Canal boat trips and research programmes, the Primary Immunodeficiency Association

Children born with a primary immunodeficiency have little or no natural defence against infections.  There are more than 100 different kinds of these disorders and and those children with the most severe forms often don’t live beyond their first birthday.

They’re called ‘primary’ immunodeficiences because they’re caused inside the body by a faulty or a missing gene.

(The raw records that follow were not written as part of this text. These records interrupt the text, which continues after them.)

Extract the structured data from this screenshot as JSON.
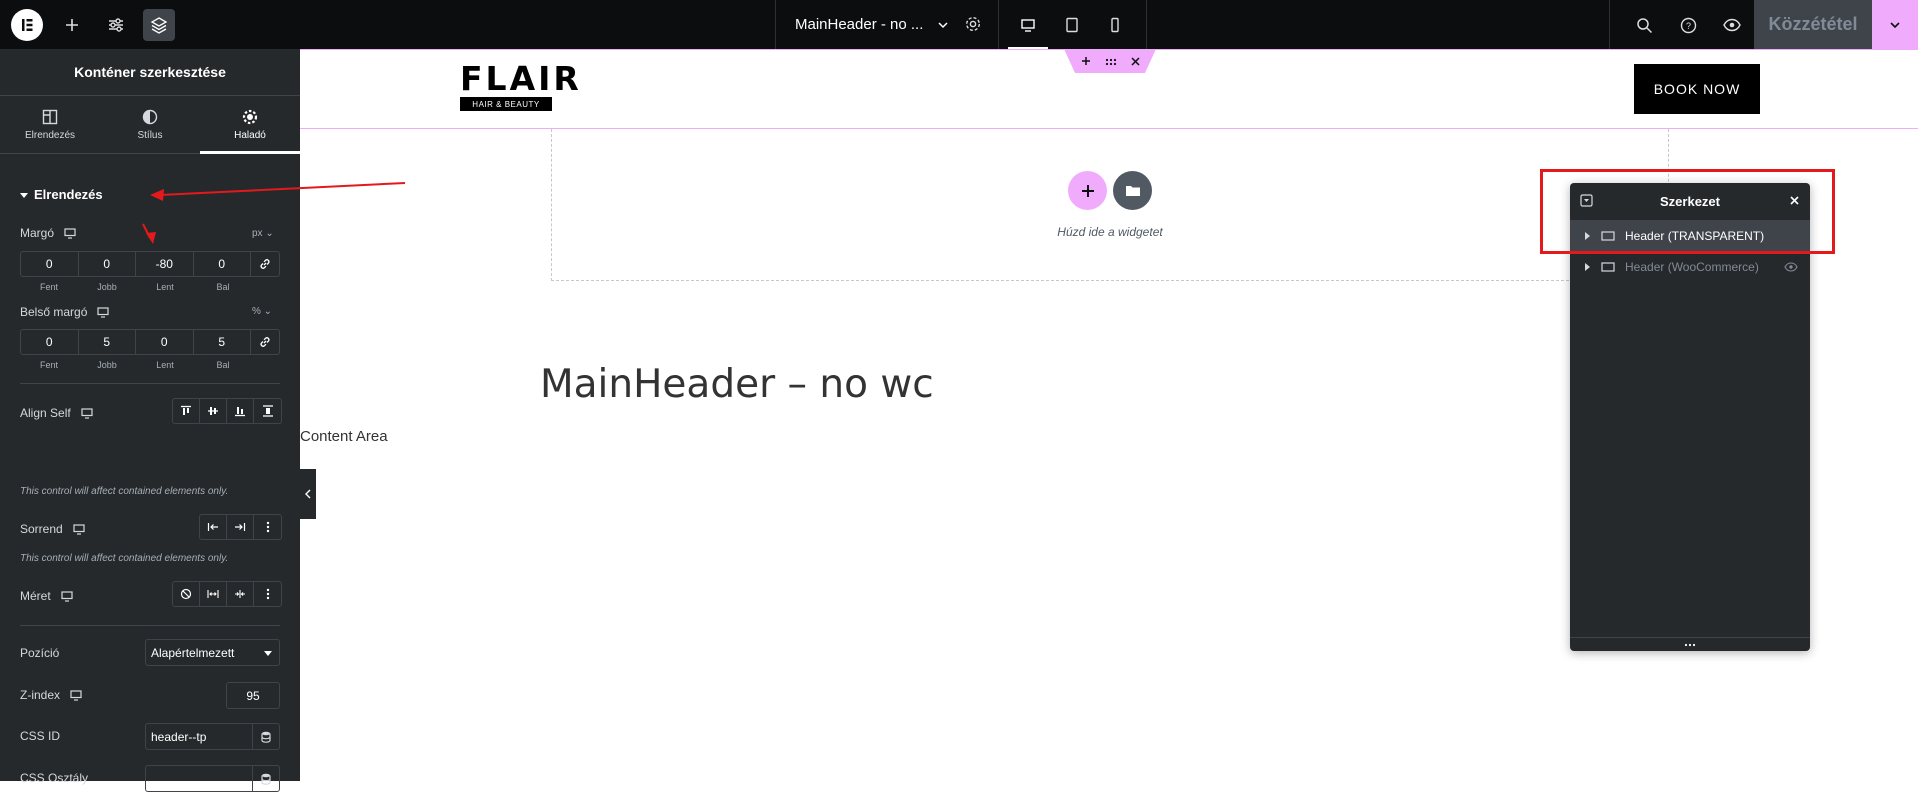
{
  "topbar": {
    "doc_title": "MainHeader - no ...",
    "publish_label": "Közzététel"
  },
  "panel": {
    "title": "Konténer szerkesztése",
    "tabs": [
      {
        "label": "Elrendezés"
      },
      {
        "label": "Stílus"
      },
      {
        "label": "Haladó"
      }
    ],
    "section": "Elrendezés",
    "margin": {
      "label": "Margó",
      "unit": "px",
      "values": [
        "0",
        "0",
        "-80",
        "0"
      ],
      "sides": [
        "Fent",
        "Jobb",
        "Lent",
        "Bal"
      ]
    },
    "padding": {
      "label": "Belső margó",
      "unit": "%",
      "values": [
        "0",
        "5",
        "0",
        "5"
      ],
      "sides": [
        "Fent",
        "Jobb",
        "Lent",
        "Bal"
      ]
    },
    "align_self": {
      "label": "Align Self",
      "hint": "This control will affect contained elements only."
    },
    "order": {
      "label": "Sorrend",
      "hint": "This control will affect contained elements only."
    },
    "size": {
      "label": "Méret"
    },
    "position": {
      "label": "Pozíció",
      "value": "Alapértelmezett"
    },
    "zindex": {
      "label": "Z-index",
      "value": "95"
    },
    "css_id": {
      "label": "CSS ID",
      "value": "header--tp"
    },
    "css_class": {
      "label": "CSS Osztály",
      "value": ""
    }
  },
  "canvas": {
    "logo_word": "FLAIR",
    "logo_sub": "HAIR & BEAUTY",
    "book_label": "BOOK NOW",
    "drop_text": "Húzd ide a widgetet",
    "page_title": "MainHeader – no wc",
    "content_area": "Content Area"
  },
  "navigator": {
    "title": "Szerkezet",
    "items": [
      {
        "label": "Header (TRANSPARENT)"
      },
      {
        "label": "Header (WooCommerce)"
      }
    ]
  },
  "colors": {
    "accent": "#f0abfc",
    "panel_bg": "#26292c",
    "annotation": "#e3191b"
  }
}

Funding from both Jeans for Genes and the PiA allowed researchers at the Institute of Child Health in London to develop ground-breaking gene therapy. 

This treatment has so far 'cured' 10 young boys of a potentially fatal immune deficiency called X-linked severe combined immune deficiency.  It's also known as 'baby in the bubble syndrome' because the children need to live in sterile conditions.

"I've had an incredible time swimming, steering the boat and making new friends.  I hope I can secure a place on next year's barge as it's always a brilliant little adventure, where you get to meet new people and do new things!" An extract from the ship's log of one of last year's passengers

In 2008, funding from Jeans for Genes will support the PiA's canal boat holidays.  Children who have difficulties in fighting off infections often don't get the chance to go away.  This is a wonderful treat for them, giving them some fun time away from Mum and Dad!

We'll also be giving funding to the PiA's research programme into a range of immune deficiencies.